Estimated reading time: 3 minutes
Google is really pushing ahead with Gemini, their big bundle of AI models, apps, and services. It seems like it could be pretty cool in some ways, but there are definitely areas where it’s not quite hitting the mark — at least according to our casual look into it.
So, what exactly is Gemini? How do you even use it? And is it any better or worse than what other companies are offering?
To help you stay in the loop with all things Gemini, we’ve whipped up this handy guide. We’ll keep it updated with any new Gemini stuff that Google puts out, whether it’s new models, features, or just their plans for the whole Gemini shebang.
What is Gemini?
Gemini is Google’s long-promised, next-gen GenAI model family, developed by Google’s AI research labs DeepMind and Google Research. It comes in three flavors:
- Gemini Ultra, the flagship Gemini model.
- Gemini Pro, a “lite” Gemini model.
- Gemini Nano, a smaller “distilled” model that runs on mobile devices like the Pixel 8 Pro.
All Gemini models were trained to be “natively multimodal” — in other words, able to work with and use more than just words. They were pretrained and fine-tuned on a variety of audio, images and videos, a large set of codebases and text in different languages.
This sets Gemini apart from models such as Google’s own LaMDA, which was trained exclusively on text data. LaMDA can’t understand or generate anything other than text (e.g., essays, email drafts), but that isn’t the case with Gemini models.

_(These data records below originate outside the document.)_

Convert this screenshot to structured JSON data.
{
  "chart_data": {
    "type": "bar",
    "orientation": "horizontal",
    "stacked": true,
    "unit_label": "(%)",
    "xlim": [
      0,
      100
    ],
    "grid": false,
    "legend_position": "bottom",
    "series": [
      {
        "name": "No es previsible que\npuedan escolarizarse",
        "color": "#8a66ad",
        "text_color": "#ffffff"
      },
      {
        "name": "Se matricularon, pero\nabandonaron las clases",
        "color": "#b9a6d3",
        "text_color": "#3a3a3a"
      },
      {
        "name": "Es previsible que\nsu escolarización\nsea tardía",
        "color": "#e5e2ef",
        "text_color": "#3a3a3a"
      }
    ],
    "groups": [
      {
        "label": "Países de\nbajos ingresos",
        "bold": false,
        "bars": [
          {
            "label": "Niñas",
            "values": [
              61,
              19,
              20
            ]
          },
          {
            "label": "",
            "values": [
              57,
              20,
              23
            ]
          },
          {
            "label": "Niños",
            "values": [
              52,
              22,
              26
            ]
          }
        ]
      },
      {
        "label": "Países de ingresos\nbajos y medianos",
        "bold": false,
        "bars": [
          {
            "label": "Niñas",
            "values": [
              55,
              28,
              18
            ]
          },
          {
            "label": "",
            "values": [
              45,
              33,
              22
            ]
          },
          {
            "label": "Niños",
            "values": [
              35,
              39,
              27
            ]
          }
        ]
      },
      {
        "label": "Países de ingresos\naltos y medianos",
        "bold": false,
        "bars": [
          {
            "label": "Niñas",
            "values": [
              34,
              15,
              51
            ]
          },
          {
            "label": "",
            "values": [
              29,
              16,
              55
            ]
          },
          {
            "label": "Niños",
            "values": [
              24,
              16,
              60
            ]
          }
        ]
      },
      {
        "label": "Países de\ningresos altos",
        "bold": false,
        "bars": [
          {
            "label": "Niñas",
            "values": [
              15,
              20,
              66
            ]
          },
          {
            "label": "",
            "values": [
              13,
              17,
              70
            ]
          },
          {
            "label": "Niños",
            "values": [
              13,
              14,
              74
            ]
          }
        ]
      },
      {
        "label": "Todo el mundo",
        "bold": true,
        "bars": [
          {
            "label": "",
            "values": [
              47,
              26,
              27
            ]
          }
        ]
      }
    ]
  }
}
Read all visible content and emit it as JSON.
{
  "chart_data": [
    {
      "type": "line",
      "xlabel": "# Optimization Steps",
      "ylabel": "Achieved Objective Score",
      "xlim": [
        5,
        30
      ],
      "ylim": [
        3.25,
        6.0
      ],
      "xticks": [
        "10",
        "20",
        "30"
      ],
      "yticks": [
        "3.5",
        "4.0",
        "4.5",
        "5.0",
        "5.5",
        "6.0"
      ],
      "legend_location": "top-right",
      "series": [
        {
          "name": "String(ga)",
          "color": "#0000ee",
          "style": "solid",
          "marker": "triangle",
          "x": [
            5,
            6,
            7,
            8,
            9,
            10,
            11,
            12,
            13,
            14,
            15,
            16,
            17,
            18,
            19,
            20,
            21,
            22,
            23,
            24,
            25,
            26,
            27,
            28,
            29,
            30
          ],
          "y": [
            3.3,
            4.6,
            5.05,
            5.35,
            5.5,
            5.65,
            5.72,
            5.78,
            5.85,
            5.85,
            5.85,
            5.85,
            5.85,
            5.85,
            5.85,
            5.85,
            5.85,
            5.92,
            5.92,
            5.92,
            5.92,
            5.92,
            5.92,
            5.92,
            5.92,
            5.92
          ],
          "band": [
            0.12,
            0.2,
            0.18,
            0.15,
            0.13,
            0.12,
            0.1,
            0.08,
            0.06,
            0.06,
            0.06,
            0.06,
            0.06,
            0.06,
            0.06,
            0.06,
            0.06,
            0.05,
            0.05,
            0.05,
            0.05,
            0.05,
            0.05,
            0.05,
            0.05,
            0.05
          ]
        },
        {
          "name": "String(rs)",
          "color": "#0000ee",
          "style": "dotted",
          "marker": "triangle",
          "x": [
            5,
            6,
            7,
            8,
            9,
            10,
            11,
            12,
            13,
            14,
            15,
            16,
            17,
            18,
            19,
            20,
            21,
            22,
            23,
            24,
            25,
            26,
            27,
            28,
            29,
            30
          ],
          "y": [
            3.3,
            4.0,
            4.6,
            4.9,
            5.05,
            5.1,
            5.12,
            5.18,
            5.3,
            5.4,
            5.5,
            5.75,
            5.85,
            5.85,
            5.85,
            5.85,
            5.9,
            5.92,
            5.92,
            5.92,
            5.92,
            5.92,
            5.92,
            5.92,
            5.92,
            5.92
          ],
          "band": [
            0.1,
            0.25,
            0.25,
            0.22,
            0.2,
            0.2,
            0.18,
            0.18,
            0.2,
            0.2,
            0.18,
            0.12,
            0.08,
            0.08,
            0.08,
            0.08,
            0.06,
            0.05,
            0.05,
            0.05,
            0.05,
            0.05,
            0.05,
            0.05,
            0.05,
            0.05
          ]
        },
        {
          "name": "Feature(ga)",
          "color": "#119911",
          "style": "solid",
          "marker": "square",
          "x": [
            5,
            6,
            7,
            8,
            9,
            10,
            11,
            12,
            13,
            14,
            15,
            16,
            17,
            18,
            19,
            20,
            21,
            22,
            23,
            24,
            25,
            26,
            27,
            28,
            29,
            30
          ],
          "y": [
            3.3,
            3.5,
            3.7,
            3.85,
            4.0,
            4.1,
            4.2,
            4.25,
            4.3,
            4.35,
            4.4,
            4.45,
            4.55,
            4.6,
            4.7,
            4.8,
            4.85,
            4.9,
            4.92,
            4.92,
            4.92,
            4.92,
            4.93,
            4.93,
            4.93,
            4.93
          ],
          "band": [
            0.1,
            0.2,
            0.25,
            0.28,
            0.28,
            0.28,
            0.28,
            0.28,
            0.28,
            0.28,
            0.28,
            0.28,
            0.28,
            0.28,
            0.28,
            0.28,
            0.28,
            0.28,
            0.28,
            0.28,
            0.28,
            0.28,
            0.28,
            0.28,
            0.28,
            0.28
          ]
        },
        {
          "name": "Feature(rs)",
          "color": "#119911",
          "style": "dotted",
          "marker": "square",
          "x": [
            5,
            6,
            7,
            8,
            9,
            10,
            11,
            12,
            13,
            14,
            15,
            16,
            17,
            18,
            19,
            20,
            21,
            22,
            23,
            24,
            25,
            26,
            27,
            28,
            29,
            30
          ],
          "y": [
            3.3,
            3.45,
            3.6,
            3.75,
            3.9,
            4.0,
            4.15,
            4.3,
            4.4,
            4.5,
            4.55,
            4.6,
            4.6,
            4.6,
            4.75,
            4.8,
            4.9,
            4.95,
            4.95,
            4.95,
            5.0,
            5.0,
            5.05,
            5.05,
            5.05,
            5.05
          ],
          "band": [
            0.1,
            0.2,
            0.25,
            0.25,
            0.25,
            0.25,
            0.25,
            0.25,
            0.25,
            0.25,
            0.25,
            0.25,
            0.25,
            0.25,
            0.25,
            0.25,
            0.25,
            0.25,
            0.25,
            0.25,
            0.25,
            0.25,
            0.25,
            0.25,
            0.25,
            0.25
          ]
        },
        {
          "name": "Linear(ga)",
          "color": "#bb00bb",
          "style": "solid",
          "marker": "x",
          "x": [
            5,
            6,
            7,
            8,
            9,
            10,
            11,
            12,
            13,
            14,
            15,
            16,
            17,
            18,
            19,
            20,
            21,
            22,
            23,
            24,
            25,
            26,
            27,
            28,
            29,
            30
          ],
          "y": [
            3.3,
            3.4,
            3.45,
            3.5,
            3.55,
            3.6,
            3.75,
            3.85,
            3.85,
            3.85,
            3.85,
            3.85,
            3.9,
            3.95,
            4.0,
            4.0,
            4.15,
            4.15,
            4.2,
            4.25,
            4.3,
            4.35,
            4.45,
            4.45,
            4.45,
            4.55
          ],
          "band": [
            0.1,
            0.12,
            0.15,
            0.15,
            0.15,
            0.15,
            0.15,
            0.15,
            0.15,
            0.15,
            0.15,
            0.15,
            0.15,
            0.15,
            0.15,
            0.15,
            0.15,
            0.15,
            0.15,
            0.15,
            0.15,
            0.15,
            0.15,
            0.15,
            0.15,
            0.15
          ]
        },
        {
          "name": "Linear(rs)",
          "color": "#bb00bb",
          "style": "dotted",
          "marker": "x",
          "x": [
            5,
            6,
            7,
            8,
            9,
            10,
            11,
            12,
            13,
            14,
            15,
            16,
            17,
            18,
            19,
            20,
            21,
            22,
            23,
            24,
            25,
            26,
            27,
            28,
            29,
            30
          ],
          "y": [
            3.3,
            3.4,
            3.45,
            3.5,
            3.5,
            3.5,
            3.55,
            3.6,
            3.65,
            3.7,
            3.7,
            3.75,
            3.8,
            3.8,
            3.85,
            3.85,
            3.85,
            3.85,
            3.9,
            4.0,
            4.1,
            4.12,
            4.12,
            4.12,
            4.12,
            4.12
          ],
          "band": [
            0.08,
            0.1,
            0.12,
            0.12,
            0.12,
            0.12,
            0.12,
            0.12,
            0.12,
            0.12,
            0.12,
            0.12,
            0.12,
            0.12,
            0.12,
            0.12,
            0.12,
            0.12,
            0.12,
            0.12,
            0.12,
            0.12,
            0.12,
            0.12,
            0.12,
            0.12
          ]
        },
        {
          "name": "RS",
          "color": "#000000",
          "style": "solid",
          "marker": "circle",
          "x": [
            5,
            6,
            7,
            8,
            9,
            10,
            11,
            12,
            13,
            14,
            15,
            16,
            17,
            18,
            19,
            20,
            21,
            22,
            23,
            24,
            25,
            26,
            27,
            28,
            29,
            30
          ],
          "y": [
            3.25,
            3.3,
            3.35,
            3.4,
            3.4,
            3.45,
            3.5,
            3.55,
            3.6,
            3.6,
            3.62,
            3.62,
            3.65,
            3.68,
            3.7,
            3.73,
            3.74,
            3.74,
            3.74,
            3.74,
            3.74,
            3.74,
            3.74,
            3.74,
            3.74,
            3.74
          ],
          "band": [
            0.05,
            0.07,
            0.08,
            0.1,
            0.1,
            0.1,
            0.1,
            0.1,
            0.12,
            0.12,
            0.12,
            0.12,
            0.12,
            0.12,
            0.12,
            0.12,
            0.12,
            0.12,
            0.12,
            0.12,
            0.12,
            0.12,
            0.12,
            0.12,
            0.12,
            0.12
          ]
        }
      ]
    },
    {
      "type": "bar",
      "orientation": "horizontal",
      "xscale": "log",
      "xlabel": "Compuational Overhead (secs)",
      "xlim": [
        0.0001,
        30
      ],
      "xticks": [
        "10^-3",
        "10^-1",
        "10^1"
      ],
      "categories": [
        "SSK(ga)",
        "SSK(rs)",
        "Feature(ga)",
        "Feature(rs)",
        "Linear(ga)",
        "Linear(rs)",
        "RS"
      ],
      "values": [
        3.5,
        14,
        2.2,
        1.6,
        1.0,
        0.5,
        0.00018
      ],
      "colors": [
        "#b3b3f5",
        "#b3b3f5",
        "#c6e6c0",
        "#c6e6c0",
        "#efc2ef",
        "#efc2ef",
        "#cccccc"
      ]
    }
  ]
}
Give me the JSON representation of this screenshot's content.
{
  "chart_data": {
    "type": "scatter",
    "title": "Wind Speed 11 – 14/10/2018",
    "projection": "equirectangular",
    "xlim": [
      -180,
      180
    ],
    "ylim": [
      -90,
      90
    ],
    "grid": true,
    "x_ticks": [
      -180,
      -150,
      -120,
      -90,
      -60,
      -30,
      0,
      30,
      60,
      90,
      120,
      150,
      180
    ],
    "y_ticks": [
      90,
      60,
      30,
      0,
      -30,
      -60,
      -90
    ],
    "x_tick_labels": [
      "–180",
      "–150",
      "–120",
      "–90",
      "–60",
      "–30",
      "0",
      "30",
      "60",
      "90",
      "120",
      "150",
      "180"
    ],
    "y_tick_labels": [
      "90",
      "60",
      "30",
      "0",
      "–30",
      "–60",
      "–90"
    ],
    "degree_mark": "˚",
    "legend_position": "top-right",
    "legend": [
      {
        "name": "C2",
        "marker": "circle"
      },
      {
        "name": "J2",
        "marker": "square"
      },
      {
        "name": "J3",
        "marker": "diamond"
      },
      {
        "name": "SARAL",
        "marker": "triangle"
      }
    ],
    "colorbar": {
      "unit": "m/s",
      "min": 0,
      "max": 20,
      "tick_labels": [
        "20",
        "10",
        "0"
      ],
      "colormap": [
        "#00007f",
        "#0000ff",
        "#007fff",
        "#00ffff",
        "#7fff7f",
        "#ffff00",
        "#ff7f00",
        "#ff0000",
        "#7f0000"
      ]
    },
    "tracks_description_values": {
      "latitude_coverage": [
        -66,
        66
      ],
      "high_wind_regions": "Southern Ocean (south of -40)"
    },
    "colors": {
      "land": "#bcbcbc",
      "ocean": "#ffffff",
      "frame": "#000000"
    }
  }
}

What’s the difference between the Gemini apps and Gemini models?
Google, proving once again that it lacks a knack for branding, didn’t make it clear from the outset that Gemini is separate and distinct from the Gemini apps on the web and mobile (formerly Bard). The Gemini apps are simply an interface through which certain Gemini models can be accessed — think of it as a client for Google’s GenAI.
Incidentally, the Gemini apps and models are also totally independent from Imagen 2, Google’s text-to-image model that’s available in some of the company’s dev tools and environments. Don’t worry — you’re not the only one confused by this.
What can Gemini do?
Because the Gemini models are multimodal, they can in theory perform a range of multimodal tasks, from transcribing speech to captioning images and videos to generating artwork. Few of these capabilities have reached the product stage yet (more on that later), but Google’s promising all of them — and more — at some point in the not-too-distant future.
Of course, it’s a bit hard to take the company at its word.
Google seriously underdelivered with the original Bard launch. And more recently it ruffled feathers with a video purporting to show Gemini’s capabilities that turned out to have been heavily doctored and was more or less aspirational.